Newbie Questions

Discussion in 'FAQs' started by NightWolf, Dec 7, 2004.

  1. NightWolf

    NightWolf New Member

    Hi, I am very new to this and I have some basic questions. In some of the things that I have read they mention code 100 track, what does that mean? I cant remember ever seeing a different code. I received a New York Central Flyer from Lionel for my birthday (witch is what started this madness) can I use that transformer to power an HO setup? I have come to realize that O scale is way too big, and there`s not much of a selection... thats in my budget anyway. Thanx for your help!!
  2. SteveJ

    SteveJ New Member

    The code system is actually pretty easy. It is simply the height of the rail expressed in thousands of an inch. This system is common over all scales.
  3. jetrock

    jetrock Member

    As mentioned above, "code" refers to the height of rail in thousandths of an inch: Code 100 is .100" high. Other common "codes" are Code 83, 75, 70, 55 and 40. The first three are seen in finer-gauge HO, the latter two in N. Code 100 is the most common for HO, but is actually quite a bit too big, scaling out to be a bit heavier than the heaviest rail used today. Code 83 is a good "happy medium", it's a little smaller but still pretty easy to work with, although equipment with deep flanges (European prototypes or old toy-train stuff) may have trouble with it. Code 70 is used for fine-scale "Proto:87" model railroading, which requires mostly handlaying track, different wheels with prototype-thickness tires and flanges, and a lot more detail--NOT something for the beginner.

    O-gauge three-rail doesn't really fit into the "code" world, but two-rail O scalers use Code 148, I think, and fine-scale O scalers (Proto:48) use, I think, Code 100 (which is of course about half as big in O as it is in HO.)

    Code 100 works fine, though, and is cheap, and Code 83 is getting more common and therefore cheaper. They'll do the job.


    It runs on AC. HO scale trains run on DC. YOU WILL DESTROY THE ENGINE and possibly cause fire or injury.

    I repeat:

  4. 60103

    60103 Pooh Bah

    Hi, Bill.
    If you go to HO scale, the commonest track will be code 100. That's what comes in the train sets. However, this represents a really heavy rail and a lot of guys like to use something more delicate. The next sizes down are codes 83 and 70, and few slightly off sizes. Code 100 isn't too bad if you paint the sides of the rail to tone it down.
    If you have a situation where you have to tear down the track often, code 100 is sturdier. Some people use large rail on the mainline and smaller on the sidings.
  5. Alan B

    Alan B Member

    I have code 83 rail for my Christmas layout. I find it aggrevating to put the loco and cars on. But, once they are railed, it works just fine and looks very nice. I use code 100 on my main layout in the basement.
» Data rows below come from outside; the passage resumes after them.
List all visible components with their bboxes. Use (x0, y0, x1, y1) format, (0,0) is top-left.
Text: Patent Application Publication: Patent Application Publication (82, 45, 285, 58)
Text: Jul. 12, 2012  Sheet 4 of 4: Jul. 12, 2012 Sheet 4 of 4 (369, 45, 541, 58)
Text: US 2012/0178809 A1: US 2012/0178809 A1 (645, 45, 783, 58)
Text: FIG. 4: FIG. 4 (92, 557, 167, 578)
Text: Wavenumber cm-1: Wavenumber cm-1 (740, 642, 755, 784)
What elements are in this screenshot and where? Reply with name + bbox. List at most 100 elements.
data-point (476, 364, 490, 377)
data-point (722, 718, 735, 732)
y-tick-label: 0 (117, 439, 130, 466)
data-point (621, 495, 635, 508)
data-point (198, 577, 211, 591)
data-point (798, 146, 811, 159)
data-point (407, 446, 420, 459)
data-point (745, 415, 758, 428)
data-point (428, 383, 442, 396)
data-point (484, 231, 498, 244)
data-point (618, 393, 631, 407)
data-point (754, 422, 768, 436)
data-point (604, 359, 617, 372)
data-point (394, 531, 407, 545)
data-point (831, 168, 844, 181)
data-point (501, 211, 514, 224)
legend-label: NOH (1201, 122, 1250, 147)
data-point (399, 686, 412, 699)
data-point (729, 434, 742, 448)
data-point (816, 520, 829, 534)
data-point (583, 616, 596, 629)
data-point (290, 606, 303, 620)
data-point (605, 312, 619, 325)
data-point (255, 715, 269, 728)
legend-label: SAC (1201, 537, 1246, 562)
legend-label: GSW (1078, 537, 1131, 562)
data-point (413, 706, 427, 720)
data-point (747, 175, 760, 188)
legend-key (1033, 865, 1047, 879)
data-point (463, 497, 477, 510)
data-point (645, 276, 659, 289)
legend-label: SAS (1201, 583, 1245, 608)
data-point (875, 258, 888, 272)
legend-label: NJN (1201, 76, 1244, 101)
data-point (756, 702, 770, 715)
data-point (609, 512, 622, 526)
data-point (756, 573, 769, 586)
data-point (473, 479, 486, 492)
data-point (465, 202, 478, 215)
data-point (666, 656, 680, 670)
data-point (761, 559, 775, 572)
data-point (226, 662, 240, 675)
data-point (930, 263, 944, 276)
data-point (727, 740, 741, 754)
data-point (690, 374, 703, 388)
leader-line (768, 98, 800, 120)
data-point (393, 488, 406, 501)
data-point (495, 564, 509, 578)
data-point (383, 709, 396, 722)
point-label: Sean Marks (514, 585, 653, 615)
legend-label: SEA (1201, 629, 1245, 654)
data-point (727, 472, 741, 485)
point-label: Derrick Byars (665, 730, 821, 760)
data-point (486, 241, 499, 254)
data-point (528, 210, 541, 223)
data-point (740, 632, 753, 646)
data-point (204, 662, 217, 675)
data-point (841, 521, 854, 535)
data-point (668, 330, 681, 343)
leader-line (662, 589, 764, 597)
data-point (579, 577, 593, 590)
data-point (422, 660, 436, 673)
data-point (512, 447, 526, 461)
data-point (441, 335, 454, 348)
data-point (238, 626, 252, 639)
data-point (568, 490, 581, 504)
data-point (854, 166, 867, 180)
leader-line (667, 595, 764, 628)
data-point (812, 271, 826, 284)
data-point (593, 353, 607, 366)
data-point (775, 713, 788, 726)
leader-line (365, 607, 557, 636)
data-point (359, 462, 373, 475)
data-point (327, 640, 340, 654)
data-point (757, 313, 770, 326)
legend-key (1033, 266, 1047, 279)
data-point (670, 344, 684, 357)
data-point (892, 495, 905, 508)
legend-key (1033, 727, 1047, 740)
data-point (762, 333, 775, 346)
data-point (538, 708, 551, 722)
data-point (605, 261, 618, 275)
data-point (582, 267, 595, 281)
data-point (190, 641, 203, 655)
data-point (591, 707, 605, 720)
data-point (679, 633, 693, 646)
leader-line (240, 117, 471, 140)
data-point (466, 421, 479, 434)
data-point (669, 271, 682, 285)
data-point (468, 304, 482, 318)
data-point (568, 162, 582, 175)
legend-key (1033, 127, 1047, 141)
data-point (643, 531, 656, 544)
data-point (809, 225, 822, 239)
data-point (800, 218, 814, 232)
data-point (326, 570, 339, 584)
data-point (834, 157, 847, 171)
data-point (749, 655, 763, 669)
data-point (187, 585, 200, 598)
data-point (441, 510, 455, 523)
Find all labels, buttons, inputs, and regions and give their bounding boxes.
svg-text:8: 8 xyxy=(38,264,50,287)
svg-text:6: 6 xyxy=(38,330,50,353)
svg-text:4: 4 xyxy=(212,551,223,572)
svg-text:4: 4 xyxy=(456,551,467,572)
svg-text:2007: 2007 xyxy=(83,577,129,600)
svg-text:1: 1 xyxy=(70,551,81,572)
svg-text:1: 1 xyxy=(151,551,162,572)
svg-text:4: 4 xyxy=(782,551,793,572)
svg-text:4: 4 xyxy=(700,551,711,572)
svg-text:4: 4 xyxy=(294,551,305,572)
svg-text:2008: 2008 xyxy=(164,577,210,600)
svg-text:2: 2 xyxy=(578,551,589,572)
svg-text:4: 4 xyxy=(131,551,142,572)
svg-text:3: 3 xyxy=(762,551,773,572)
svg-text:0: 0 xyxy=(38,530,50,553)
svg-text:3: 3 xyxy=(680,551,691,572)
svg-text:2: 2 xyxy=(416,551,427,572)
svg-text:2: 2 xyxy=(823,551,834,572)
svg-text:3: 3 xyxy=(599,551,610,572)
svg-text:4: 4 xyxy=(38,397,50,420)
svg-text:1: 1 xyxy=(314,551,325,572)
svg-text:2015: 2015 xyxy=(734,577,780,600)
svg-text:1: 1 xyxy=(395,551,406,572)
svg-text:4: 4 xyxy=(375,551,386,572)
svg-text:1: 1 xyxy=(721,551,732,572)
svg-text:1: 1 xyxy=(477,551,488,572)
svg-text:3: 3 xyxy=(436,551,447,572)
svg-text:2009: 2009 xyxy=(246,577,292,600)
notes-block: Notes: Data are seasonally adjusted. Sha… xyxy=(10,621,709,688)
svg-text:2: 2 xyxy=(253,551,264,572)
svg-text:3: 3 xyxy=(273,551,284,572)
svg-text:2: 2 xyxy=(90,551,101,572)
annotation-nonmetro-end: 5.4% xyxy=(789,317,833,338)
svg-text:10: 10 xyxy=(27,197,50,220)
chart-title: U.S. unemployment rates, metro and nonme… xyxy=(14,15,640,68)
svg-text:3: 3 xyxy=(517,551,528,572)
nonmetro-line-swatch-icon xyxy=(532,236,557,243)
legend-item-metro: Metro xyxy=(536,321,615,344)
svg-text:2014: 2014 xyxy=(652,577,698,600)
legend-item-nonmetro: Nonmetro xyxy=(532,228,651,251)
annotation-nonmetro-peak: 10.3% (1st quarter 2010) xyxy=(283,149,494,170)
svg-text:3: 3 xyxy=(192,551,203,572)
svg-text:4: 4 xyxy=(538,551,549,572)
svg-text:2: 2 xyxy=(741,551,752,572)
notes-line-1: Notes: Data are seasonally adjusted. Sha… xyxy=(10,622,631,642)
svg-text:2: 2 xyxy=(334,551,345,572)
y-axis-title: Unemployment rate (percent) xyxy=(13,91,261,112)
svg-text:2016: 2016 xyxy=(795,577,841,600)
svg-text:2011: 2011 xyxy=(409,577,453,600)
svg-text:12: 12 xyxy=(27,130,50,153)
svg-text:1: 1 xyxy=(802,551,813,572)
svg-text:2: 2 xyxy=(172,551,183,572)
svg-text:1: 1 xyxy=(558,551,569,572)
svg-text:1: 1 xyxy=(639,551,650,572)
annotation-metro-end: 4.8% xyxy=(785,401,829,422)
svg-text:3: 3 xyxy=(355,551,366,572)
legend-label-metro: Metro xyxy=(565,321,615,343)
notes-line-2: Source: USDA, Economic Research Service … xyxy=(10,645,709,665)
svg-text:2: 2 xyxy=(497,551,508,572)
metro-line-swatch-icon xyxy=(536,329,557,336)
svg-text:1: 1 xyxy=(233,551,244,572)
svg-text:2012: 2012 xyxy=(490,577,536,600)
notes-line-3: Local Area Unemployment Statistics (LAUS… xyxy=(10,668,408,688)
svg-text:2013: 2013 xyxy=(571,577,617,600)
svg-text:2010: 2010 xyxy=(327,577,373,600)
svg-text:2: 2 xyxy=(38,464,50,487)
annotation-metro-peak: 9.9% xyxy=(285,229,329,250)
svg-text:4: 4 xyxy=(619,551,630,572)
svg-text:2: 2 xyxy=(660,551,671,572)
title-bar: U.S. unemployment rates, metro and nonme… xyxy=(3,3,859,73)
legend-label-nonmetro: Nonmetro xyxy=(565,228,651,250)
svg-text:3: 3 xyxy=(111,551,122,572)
It works well too, but doesn't look quite as good.
  6. NightWolf

    NightWolf New Member

    thanks everyone, it was just one of those things that kept nagging at me. I guess I`ll hook up the AC transformer to the setup when that starts getting on my nerves!!:eek: hehe!! No, I wouldn`t really do that, just knowing that I can is good enough.
  7. 60103

    60103 Pooh Bah

    If you add a rectifier unit to the Lionel transformer, you can run HO trains with it. Probably not the best (filtered) current.
    You may be able to get an add-on throttle unit. These include rectifier, speed control. direction switch, circuit breaker, and usually some intersting features involving transistors.
  8. NightWolf

    NightWolf New Member

    Ok, your answers have caused more question. Is there a way to connect code 100 to code 83 track? Can I run any manufacturers product line on any track? I mean can I run a Bachman engine on code 100 or a life-like engine on code 83 or the other way around? I am only asking because I am getting all kinds of stuff from relatives I didn`t even know I had. Thanx again everybody!!!
  9. jetrock

    jetrock Member

    There are special rail joiners to connect Code 100 to Code 83 track, yes,

    Generally, you can run anything standard-gauge HO on standard-gauge HO scale track--the gauge remains constant. If you get some narrow-gauge equipment, you'll know it because it will be much smaller and won't even fit on the track--but this is unlikely, as narrow-gauge equipment tends to be rare and expensive. Brand name is not a problem--thanks to the NMRA and industry standards, anything that is the same scale/gauge will run on any manufacturer's track of that scale/gauge.

    The only possible exception is with the smaller gauges of track: as mentioned, some toy-train and European stuff has very wide flanges, and some of it might "bottom out" on lighter weights of rail. But with Code 100 you should be able to run anything that anyone hands you.